The objectives to be met by this concept include but are not limited to the following:

  • Coordinating center
    • Further develop, adapt, and adopt technical and policy guidelines and best practices for the effective conduct of pragmatic clinical effectiveness and implementation science trials in partnership with the VA and DOD health care systems.
    • Work collaboratively with each pragmatic clinical trial study team supported through the PMC to develop, test, and implement the proposed study while providing technical, design, and coordination support.
    • Learn and disseminate the best strategies for implementing effective nonpharmacologic pain management interventions into the VA and DOD health care systems.
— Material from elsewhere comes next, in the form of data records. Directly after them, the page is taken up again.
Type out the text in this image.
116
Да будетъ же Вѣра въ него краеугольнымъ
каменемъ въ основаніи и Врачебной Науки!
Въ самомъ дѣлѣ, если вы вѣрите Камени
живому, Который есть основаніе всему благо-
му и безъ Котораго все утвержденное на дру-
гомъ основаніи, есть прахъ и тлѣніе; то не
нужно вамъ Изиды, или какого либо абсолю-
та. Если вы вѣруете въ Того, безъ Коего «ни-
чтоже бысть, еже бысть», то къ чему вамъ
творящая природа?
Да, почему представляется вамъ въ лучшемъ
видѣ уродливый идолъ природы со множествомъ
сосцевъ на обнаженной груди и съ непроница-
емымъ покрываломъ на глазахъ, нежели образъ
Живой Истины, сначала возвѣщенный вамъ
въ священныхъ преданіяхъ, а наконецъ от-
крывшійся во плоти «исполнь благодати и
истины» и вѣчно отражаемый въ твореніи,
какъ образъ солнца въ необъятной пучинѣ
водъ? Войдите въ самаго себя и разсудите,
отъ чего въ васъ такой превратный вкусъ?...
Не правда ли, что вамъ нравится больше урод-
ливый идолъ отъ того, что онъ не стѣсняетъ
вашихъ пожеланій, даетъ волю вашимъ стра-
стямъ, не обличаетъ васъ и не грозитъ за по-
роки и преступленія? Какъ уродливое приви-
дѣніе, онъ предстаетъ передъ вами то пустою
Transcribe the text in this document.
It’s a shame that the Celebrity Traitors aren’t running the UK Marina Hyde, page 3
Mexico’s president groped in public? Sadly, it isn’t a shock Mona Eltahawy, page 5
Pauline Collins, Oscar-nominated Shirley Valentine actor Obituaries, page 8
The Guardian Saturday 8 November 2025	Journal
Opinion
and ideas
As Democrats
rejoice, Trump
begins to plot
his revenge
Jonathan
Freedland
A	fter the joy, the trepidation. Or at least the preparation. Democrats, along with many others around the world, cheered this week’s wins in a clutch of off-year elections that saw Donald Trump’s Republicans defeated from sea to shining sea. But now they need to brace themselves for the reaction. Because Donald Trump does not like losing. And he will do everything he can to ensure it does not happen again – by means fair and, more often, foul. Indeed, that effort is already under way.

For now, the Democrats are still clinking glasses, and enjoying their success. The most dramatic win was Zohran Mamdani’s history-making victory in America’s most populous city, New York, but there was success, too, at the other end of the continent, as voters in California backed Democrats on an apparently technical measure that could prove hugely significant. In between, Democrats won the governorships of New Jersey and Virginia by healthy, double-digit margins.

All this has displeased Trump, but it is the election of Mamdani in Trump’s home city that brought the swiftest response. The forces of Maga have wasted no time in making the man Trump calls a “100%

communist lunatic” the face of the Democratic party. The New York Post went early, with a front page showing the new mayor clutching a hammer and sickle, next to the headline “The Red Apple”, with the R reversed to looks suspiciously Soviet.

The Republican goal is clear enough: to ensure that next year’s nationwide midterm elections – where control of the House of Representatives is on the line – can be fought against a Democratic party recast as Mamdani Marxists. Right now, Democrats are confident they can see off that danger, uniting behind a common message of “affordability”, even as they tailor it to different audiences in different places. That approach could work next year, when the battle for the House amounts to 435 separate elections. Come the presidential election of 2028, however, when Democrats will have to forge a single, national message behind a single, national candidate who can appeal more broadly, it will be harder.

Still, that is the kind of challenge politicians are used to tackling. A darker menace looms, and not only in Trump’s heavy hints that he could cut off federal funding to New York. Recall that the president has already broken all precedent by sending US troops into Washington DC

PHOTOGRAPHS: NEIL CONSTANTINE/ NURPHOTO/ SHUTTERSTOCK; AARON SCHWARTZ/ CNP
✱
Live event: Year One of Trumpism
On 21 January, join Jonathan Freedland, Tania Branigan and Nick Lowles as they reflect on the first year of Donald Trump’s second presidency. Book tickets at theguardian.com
    • Create a repository for data for the PMC pragmatic trials and a platform for cross-project analyses.
       
  • Pragmatic effectiveness and/or implementation science trials
    • Support pragmatic effectiveness trials to evaluate the impact of nonpharmacologic pain management interventions embedded within the VA or DOD health care systems.
    • Support implementation science trials that will test strategies to adopt, scale up, and scale out evidence-based nonpharmacologic pain management interventions in the VA and DOD health care systems.
    • Conduct pragmatic clinical trials that will reduce the burden of pain for active duty, reserve component, and retired U.S. military personnel and their dependents.